だけど届いてみてネジを試しに入れてみたけど全然回らない。引っかかる。おそらくインサートナットとネジを別々に購入したからネジの径はあっていてもスクリューの間隔が違うものと思われる(商品ページにこういう情報書いてないんだよんなあ)。自分の責任なので文句は言えない。次回から気をつけるべきことだ。ただ組み合わせによってうまくいくものもある。謎だ。うまくいかなくても何周かはネジが回るので、一旦ある程度ネジが回った状態の長さで筐体を接合できるという前提で設計してみることにした。

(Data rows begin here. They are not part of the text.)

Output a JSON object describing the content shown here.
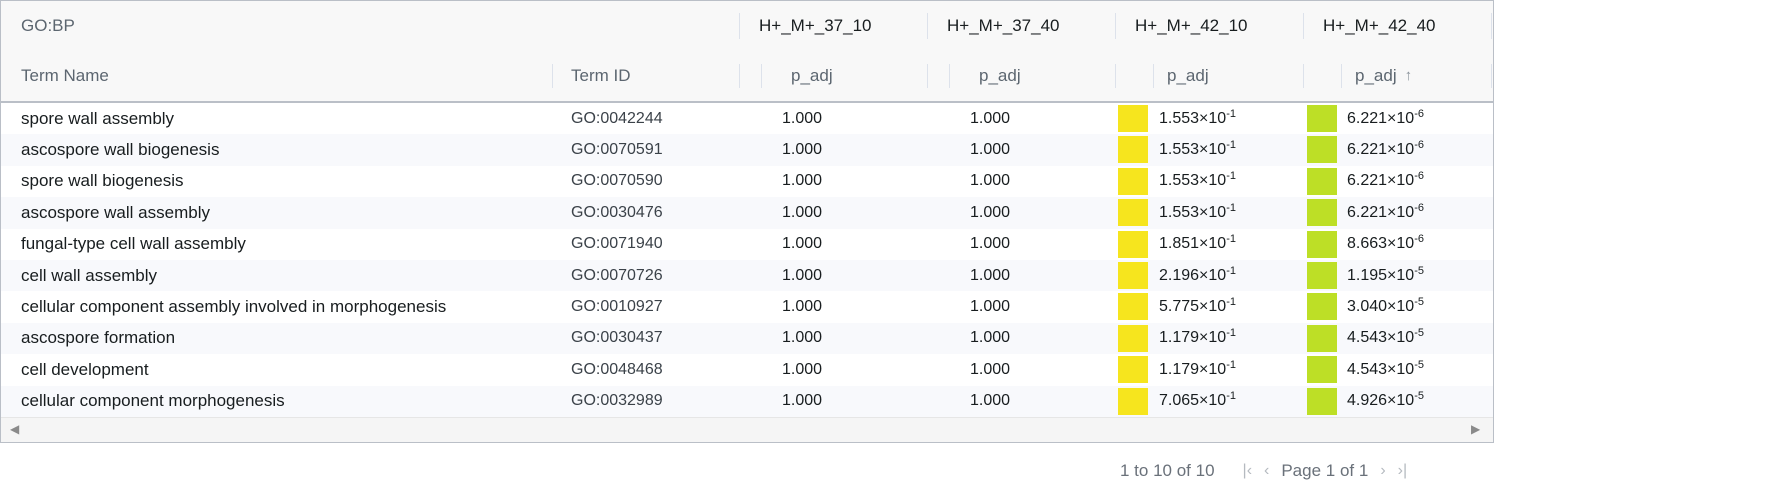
{
  "header": {
    "group_title": "GO:BP",
    "groups": [
      "H+_M+_37_10",
      "H+_M+_37_40",
      "H+_M+_42_10",
      "H+_M+_42_40"
    ],
    "col_term_name": "Term Name",
    "col_term_id": "Term ID",
    "col_padj": "p_adj",
    "sort_icon": "↑"
  },
  "colors": {
    "swatch_42_10": "#f6e51e",
    "swatch_42_40": "#bddf26",
    "border": "#babfc7",
    "header_bg": "#f8f8f8",
    "alt_row_bg": "#f8f9fc"
  },
  "rows": [
    {
      "name": "spore wall assembly",
      "id": "GO:0042244",
      "p1": "1.000",
      "p2": "1.000",
      "p3m": "1.553×10",
      "p3e": "-1",
      "p4m": "6.221×10",
      "p4e": "-6"
    },
    {
      "name": "ascospore wall biogenesis",
      "id": "GO:0070591",
      "p1": "1.000",
      "p2": "1.000",
      "p3m": "1.553×10",
      "p3e": "-1",
      "p4m": "6.221×10",
      "p4e": "-6"
    },
    {
      "name": "spore wall biogenesis",
      "id": "GO:0070590",
      "p1": "1.000",
      "p2": "1.000",
      "p3m": "1.553×10",
      "p3e": "-1",
      "p4m": "6.221×10",
      "p4e": "-6"
    },
    {
      "name": "ascospore wall assembly",
      "id": "GO:0030476",
      "p1": "1.000",
      "p2": "1.000",
      "p3m": "1.553×10",
      "p3e": "-1",
      "p4m": "6.221×10",
      "p4e": "-6"
    },
    {
      "name": "fungal-type cell wall assembly",
      "id": "GO:0071940",
      "p1": "1.000",
      "p2": "1.000",
      "p3m": "1.851×10",
      "p3e": "-1",
      "p4m": "8.663×10",
      "p4e": "-6"
    },
    {
      "name": "cell wall assembly",
      "id": "GO:0070726",
      "p1": "1.000",
      "p2": "1.000",
      "p3m": "2.196×10",
      "p3e": "-1",
      "p4m": "1.195×10",
      "p4e": "-5"
    },
    {
      "name": "cellular component assembly involved in morphogenesis",
      "id": "GO:0010927",
      "p1": "1.000",
      "p2": "1.000",
      "p3m": "5.775×10",
      "p3e": "-1",
      "p4m": "3.040×10",
      "p4e": "-5"
    },
    {
      "name": "ascospore formation",
      "id": "GO:0030437",
      "p1": "1.000",
      "p2": "1.000",
      "p3m": "1.179×10",
      "p3e": "-1",
      "p4m": "4.543×10",
      "p4e": "-5"
    },
    {
      "name": "cell development",
      "id": "GO:0048468",
      "p1": "1.000",
      "p2": "1.000",
      "p3m": "1.179×10",
      "p3e": "-1",
      "p4m": "4.543×10",
      "p4e": "-5"
    },
    {
      "name": "cellular component morphogenesis",
      "id": "GO:0032989",
      "p1": "1.000",
      "p2": "1.000",
      "p3m": "7.065×10",
      "p3e": "-1",
      "p4m": "4.926×10",
      "p4e": "-5"
    }
  ],
  "pager": {
    "summary": "1 to 10 of 10",
    "first_icon": "first-page-icon",
    "prev_icon": "prev-page-icon",
    "page_text": "Page 1 of 1",
    "next_icon": "next-page-icon",
    "last_icon": "last-page-icon"
  }
}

M3はデカ目なので小さい方のM2を使うとして、こっちのナットの長さLは3.9mm、外径OLは2.9mm、内径Dは資料より2mmだった。

接合する際の要は、ネジ頭がどれくらい筐体に引っかかるか。ここがちゃんと引っかからないといくらねじ止めしてもスポッと抜けてしまって意味がない。というわけでノギスでネジ頭の直径を測ったら3.2mmだったのでネジ穴中心から0.6mm外れたところでネジ頭の縁が筐体を引っ掛けることになるとわかった。

そしてスクリューはおおよそ5.5mmの長さで、ナット側に回せるのが約2.2mm。なので残りの3.3mmをネジ側の筐体の厚さとすれば良いことになる。

試しにBlenderで実験用のパーツを3Dモデルを作って「.stl」形式でエクスポートしてCuraでデータを開いてみた。右の板みたいなやつはケースの表面の質感を確認するためのものだ。

フィラメントはPLAを使った。設定も最適なものがわからないのでひとまず適当に設定した。充填率は100%にした。

プリントできたのはいいんだけど、色々と問題があることがわかった。まずネジ穴の円柱部分と土台との境界の接合が弱すぎてネジを回した時に力が加わって取れて外れてしまった。モデリングの段階で境目の内部に意図的に接合用のメッシュを入れた方がいいのかもしれない。

あとインサートナットというのははんだごてで熱圧入すれば良いと聞いたのでやってみたのだけど普段の電子工作用の温度(420度)に設定したままだったので圧入時に周りのPLAが最も簡単にどろっと溶けてしまった。PLAの溶解温度はせいぜい200度なので当然だ。一応入ったけどかなり歪で本番では使え無さそうな感じ。やった瞬間しまったと思ったが遅かった。これは完全に自分が悪い。

溶けたパーツと申し訳なさそうに中に居続けるインサートナット

実験に使ったパーツたち。円柱部分と土台が外れてしまっている。

一応ねじ止めできるんだけど、PLAが柔らかすぎるのか無理に押し込もうとすると割れそうで怖い。もう少し印刷時の設計とかモデルの設計で耐久性を上げたらなんとかなりそうな雰囲気はある。

インサートナット側が熱で溶けて歪んでる。